Of course, modern processors don't really care about register-register moves because they have hundreds of hidden intermediate registers and register renaming which makes those types of moves "free." (e.g. Haswell has 168 GP registers, only 16 of which are exposed through the AMD64 ISA.)

Note that you don't need a dumb compiler, register pressure, or an instruction with physical register constraints to require a copy. Two-address instructions suffice: simply have a register for the first operand that contains a value that is used later. A copy is required to preserve the value stomped by the mutating instruction.

In any case I believe the point of the GP is that any necessary copy can be done by going through memory, so register-register moves can be dispensed with where minimalism is the goal.

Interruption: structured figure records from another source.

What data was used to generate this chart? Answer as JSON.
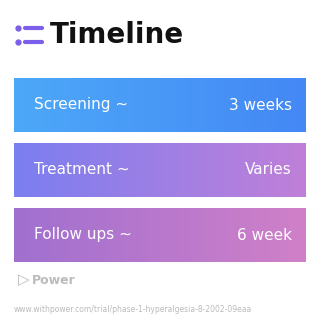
{
  "title": "Timeline",
  "background_color": "#ffffff",
  "rows": [
    {
      "label": "Screening ~",
      "value": "3 weeks",
      "color_left": "#4da8f8",
      "color_right": "#4488f5"
    },
    {
      "label": "Treatment ~",
      "value": "Varies",
      "color_left": "#7b7ef0",
      "color_right": "#c080d8"
    },
    {
      "label": "Follow ups ~",
      "value": "6 week",
      "color_left": "#a070d0",
      "color_right": "#d080c8"
    }
  ],
  "footer_logo_text": "Power",
  "footer_url": "www.withpower.com/trial/phase-1-hyperalgesia-8-2002-09eaa",
  "title_fontsize": 20,
  "row_label_fontsize": 11,
  "row_value_fontsize": 11,
  "url_fontsize": 5.5,
  "footer_fontsize": 9,
  "icon_color": "#7b5eea",
  "icon_line_color": "#7b5eea",
  "footer_color": "#bbbbbb"
}
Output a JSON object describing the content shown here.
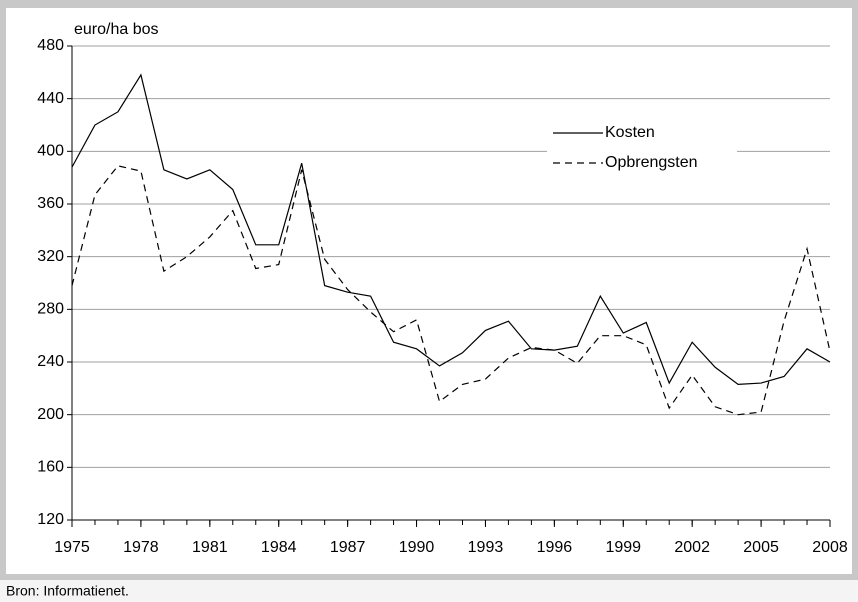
{
  "chart_data": {
    "type": "line",
    "y_label": "euro/ha bos",
    "source": "Bron: Informatienet.",
    "x": [
      1975,
      1976,
      1977,
      1978,
      1979,
      1980,
      1981,
      1982,
      1983,
      1984,
      1985,
      1986,
      1987,
      1988,
      1989,
      1990,
      1991,
      1992,
      1993,
      1994,
      1995,
      1996,
      1997,
      1998,
      1999,
      2000,
      2001,
      2002,
      2003,
      2004,
      2005,
      2006,
      2007,
      2008
    ],
    "xlim": [
      1975,
      2008
    ],
    "xticks": [
      1975,
      1978,
      1981,
      1984,
      1987,
      1990,
      1993,
      1996,
      1999,
      2002,
      2005,
      2008
    ],
    "ylim": [
      120,
      480
    ],
    "yticks": [
      120,
      160,
      200,
      240,
      280,
      320,
      360,
      400,
      440,
      480
    ],
    "grid": true,
    "legend": "upper right",
    "series": [
      {
        "name": "Kosten",
        "color": "#000000",
        "dash": "solid",
        "values": [
          388,
          420,
          430,
          458,
          386,
          379,
          386,
          371,
          329,
          329,
          391,
          298,
          293,
          290,
          255,
          250,
          237,
          247,
          264,
          271,
          250,
          249,
          252,
          290,
          262,
          270,
          224,
          255,
          236,
          223,
          224,
          229,
          250,
          240
        ]
      },
      {
        "name": "Opbrengsten",
        "color": "#000000",
        "dash": "dashed",
        "values": [
          298,
          367,
          389,
          385,
          309,
          320,
          335,
          355,
          311,
          314,
          386,
          318,
          295,
          278,
          263,
          272,
          210,
          223,
          227,
          243,
          251,
          249,
          239,
          260,
          260,
          253,
          205,
          230,
          206,
          200,
          202,
          271,
          326,
          248
        ]
      }
    ]
  }
}
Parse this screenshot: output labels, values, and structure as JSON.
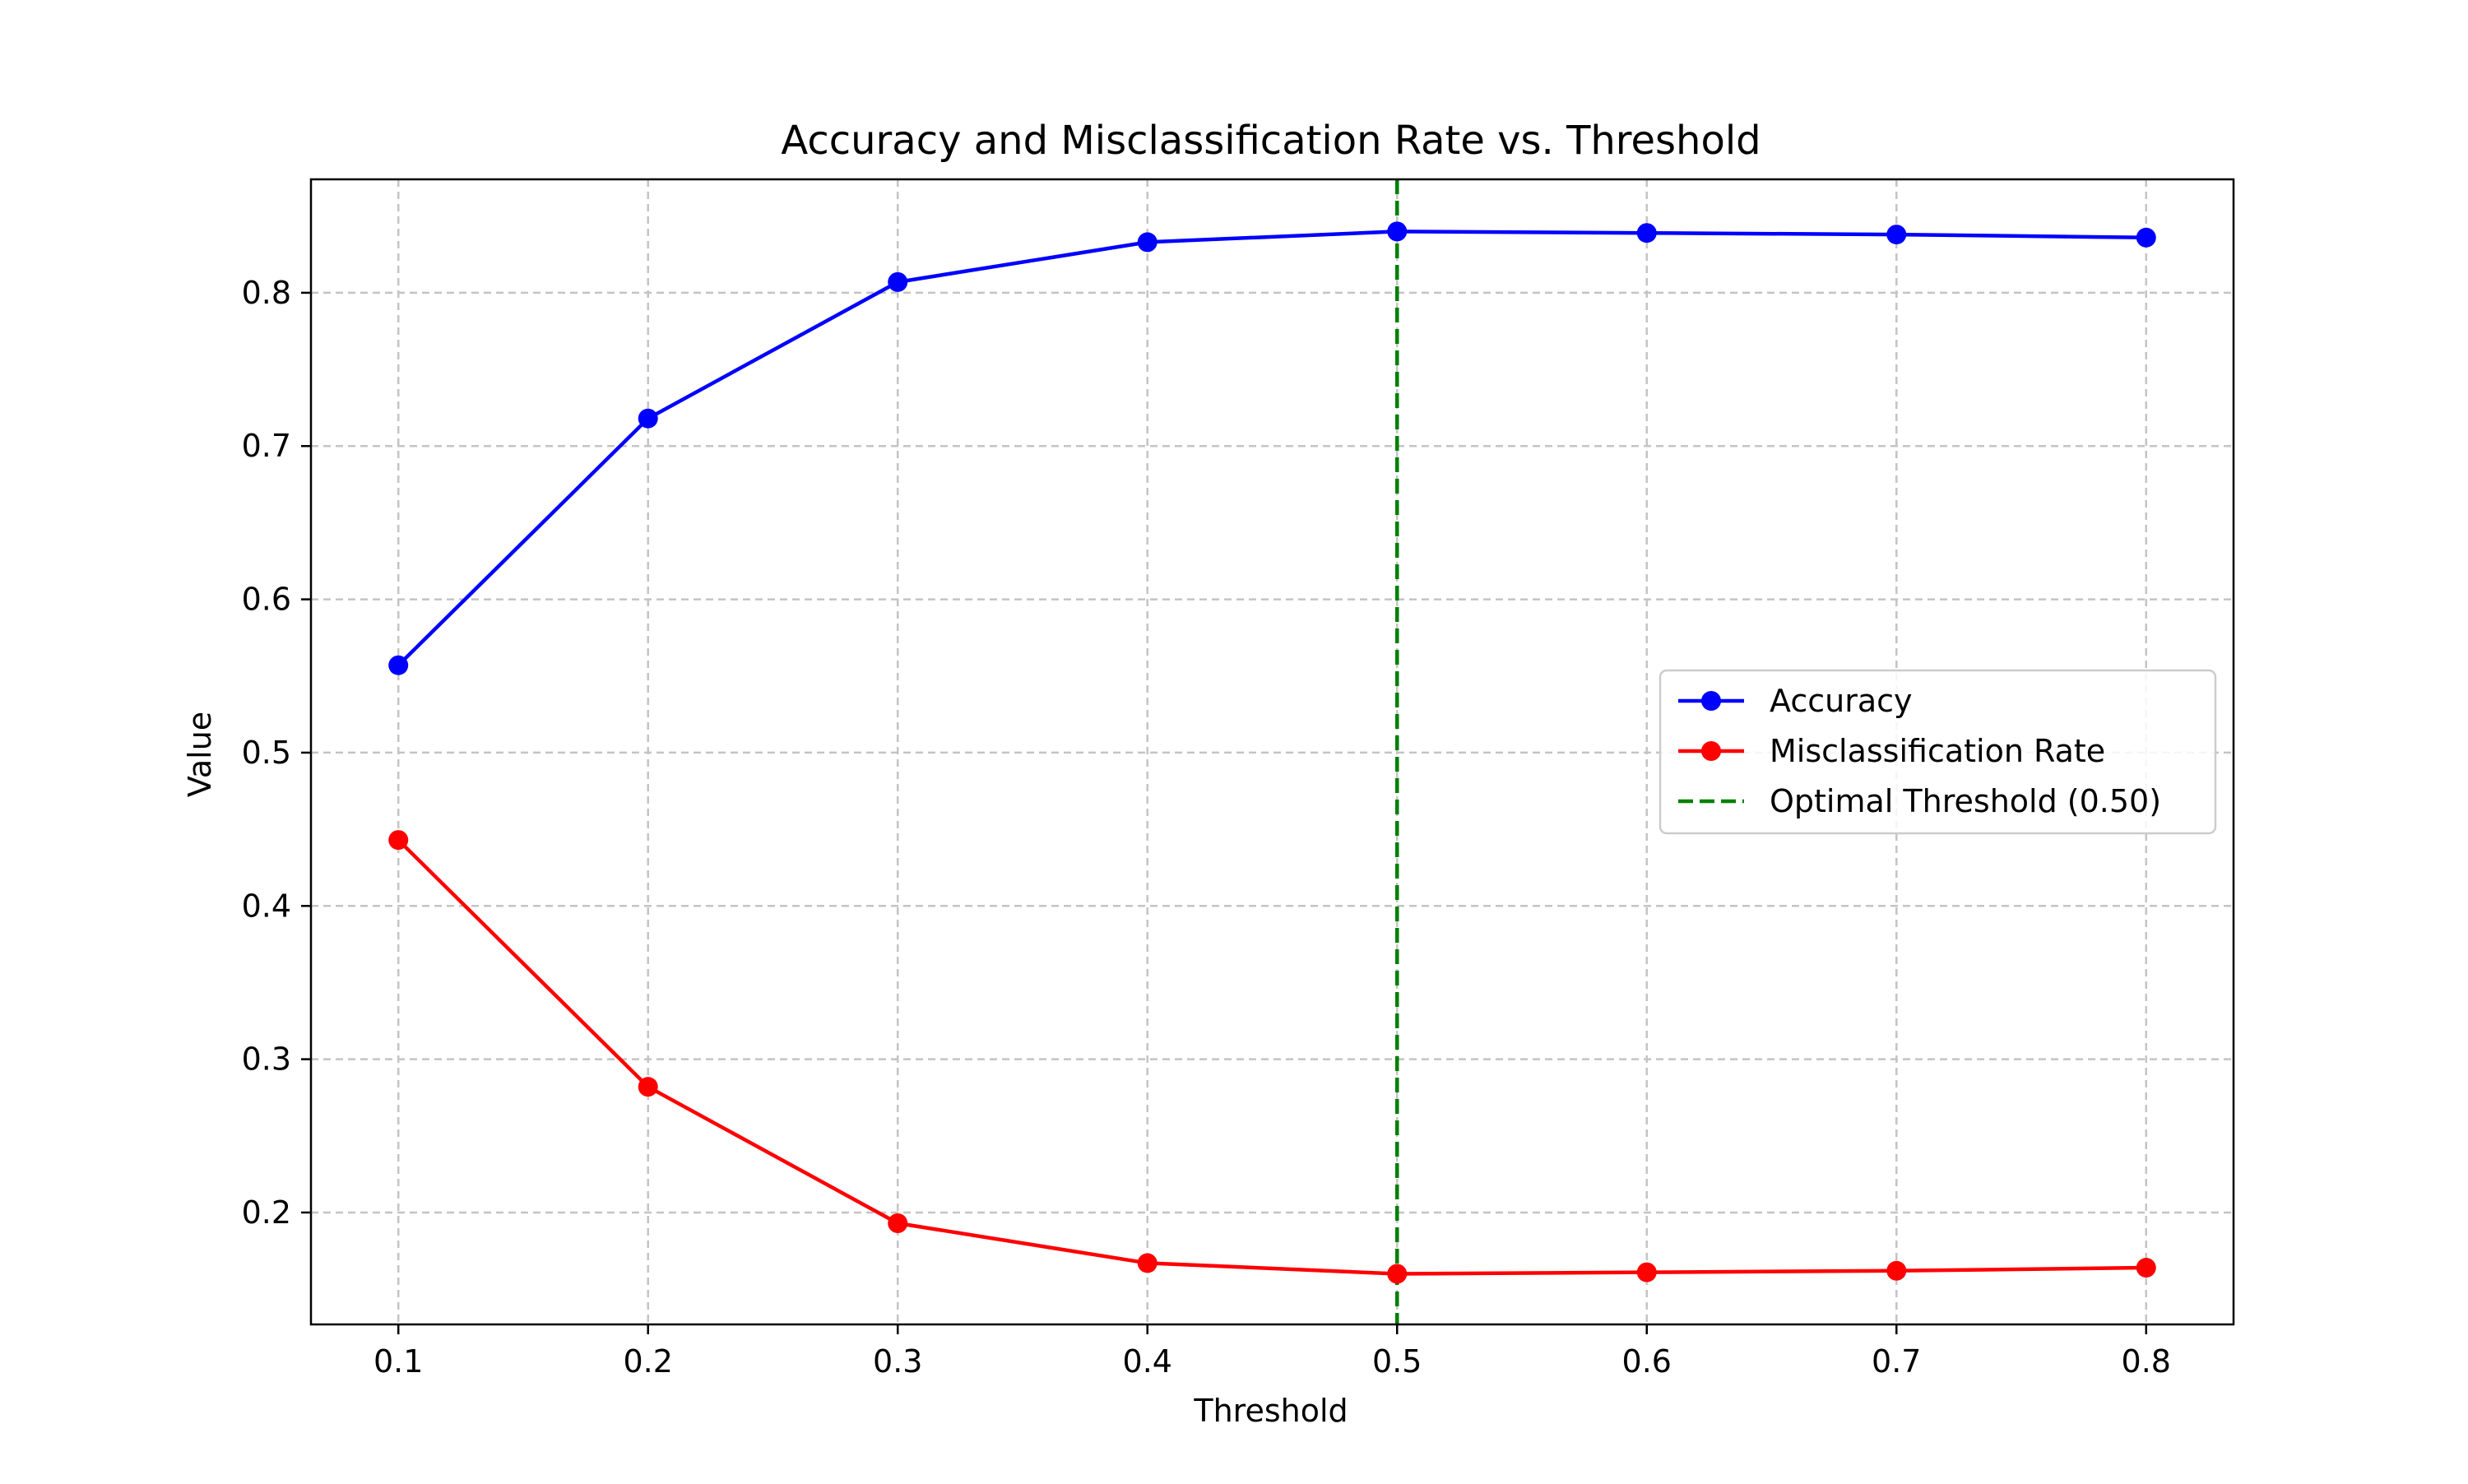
{
  "chart_data": {
    "type": "line",
    "title": "Accuracy and Misclassification Rate vs. Threshold",
    "xlabel": "Threshold",
    "ylabel": "Value",
    "x": [
      0.1,
      0.2,
      0.3,
      0.4,
      0.5,
      0.6,
      0.7,
      0.8
    ],
    "xlim": [
      0.065,
      0.835
    ],
    "ylim": [
      0.127,
      0.874
    ],
    "xticks": [
      0.1,
      0.2,
      0.3,
      0.4,
      0.5,
      0.6,
      0.7,
      0.8
    ],
    "xtick_labels": [
      "0.1",
      "0.2",
      "0.3",
      "0.4",
      "0.5",
      "0.6",
      "0.7",
      "0.8"
    ],
    "yticks": [
      0.2,
      0.3,
      0.4,
      0.5,
      0.6,
      0.7,
      0.8
    ],
    "ytick_labels": [
      "0.2",
      "0.3",
      "0.4",
      "0.5",
      "0.6",
      "0.7",
      "0.8"
    ],
    "grid": true,
    "legend_position": "center-right",
    "series": [
      {
        "name": "Accuracy",
        "color": "#0000ff",
        "marker": "circle",
        "values": [
          0.557,
          0.718,
          0.807,
          0.833,
          0.84,
          0.839,
          0.838,
          0.836
        ]
      },
      {
        "name": "Misclassification Rate",
        "color": "#ff0000",
        "marker": "circle",
        "values": [
          0.443,
          0.282,
          0.193,
          0.167,
          0.16,
          0.161,
          0.162,
          0.164
        ]
      }
    ],
    "reference_lines": [
      {
        "name": "Optimal Threshold (0.50)",
        "orientation": "vertical",
        "x": 0.5,
        "color": "#008000",
        "style": "dashed"
      }
    ]
  }
}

Do you have a citation for the 168GP registers, just wondering if Intel have "offically" stated the number they use in a given microarch.
You can find an official Intel source for Haswell in here (page 15): http://pages.cs.wisc.edu/~rajwar/papers/ieee_micro_haswell.p...
I might be misreading this, but I think it's on slide 24 of this PDF http://www.hotchips.org/wp-content/uploads/hc_archives/hc25/...
Yes, and these are effectively 3 different instructions sharing the same mnenomic. If you assemble them:

        mov     0x1000(%rax,%rax), %eax
        mov     %eax, 0x1000(%rax,%rax)
        mov     $7, %eax
You get:

        0000000000000000	8b840000100000  	movl	0x1000(%rax,%rax), %eax
        0000000000000007	89840000100000  	movl	%eax, 0x1000(%rax,%rax)
        000000000000000e	b807000000      	movl	$0x7, %eax
Which is basically 0x8b->Load, 0x89->Store, 0xb8->Constant.